The working-ish version is here and updates or inserts a new row in SCD Type 7 fashion, with option to define which headers determine insertion vs. update. Work still needs to be done to:

improve speed (DB Update runs slow, taking minutes even when processing just 1,000 rows)
fix logic on Valid To for false rows (while each event is correctly marked True/False under Valid field, the previous False rows seem to get replaced with the most recent Valid To)
make this more generic with option to parameterize the business-relevant headers

tobias.koetter · February 27, 2024, 3:03pm

Hello @qdmt ,
regarding the speed improvement, did you create an index for the columns you select in the DB Merge node as identification columns? If not the database will do a full table scan for each row you process which might take ages depending on the size of the database table you want to update.
If the columns are unique, which I guess is the case, you can create a unique index via the “Keys” tab of the DB Table Creator node where you can create a primary or unique key.
Bye
Tobias

qdmt · February 28, 2024, 1:00am

Hello @tobias.koetter, thank you. Indexing was not the driver of speed improvement when switching from DB Merge to Update/Insert as I hadn’t yet indexed in either case. I am going try indexing next as well create a staging table.

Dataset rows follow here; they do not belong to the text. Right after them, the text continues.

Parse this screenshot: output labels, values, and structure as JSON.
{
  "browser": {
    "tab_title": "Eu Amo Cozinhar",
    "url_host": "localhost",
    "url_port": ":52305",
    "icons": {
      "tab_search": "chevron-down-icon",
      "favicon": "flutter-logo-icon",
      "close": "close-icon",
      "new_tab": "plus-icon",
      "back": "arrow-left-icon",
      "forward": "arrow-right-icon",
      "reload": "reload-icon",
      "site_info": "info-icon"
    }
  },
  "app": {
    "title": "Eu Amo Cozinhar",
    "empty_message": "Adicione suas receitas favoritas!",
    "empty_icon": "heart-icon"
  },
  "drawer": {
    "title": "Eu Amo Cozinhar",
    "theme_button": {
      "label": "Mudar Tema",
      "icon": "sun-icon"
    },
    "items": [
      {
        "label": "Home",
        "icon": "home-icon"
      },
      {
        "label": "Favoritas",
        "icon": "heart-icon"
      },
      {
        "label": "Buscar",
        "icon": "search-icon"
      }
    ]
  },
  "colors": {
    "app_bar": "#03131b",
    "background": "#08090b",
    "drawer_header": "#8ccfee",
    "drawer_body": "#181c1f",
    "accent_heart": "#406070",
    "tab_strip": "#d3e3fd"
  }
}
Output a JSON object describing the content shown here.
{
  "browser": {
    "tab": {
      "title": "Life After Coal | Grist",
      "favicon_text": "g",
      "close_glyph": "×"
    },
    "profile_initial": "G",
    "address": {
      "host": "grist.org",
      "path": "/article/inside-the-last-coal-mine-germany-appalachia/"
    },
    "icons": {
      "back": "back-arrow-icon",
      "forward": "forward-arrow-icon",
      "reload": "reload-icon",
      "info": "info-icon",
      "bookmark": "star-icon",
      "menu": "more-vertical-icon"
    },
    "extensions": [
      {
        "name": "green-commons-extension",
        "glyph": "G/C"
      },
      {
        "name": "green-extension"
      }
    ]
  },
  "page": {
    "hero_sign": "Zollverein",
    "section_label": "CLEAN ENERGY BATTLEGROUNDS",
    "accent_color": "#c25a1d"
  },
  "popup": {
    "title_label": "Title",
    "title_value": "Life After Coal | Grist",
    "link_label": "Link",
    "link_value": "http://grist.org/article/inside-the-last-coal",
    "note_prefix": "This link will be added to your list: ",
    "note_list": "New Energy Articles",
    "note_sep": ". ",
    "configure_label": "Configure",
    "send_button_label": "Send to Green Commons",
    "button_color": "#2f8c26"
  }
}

Broader discussions on issues with MERGE (here, and here) had me sway away from DB Merge in favour of DB Update/Insert (though I admit I am not qualified to say whether the issues are applicable to KNIME’s implementation of the statement).

tobias.koetter · February 28, 2024, 7:46am

Hi @qdmt ,
the implementation depends on if the used database supports a merge statement. The fallback solution is to use Update/Insert also in our code.
Bye
Tobias

system · March 10, 2024, 5:09am

This topic was automatically closed 7 days after the last reply. New replies are no longer allowed.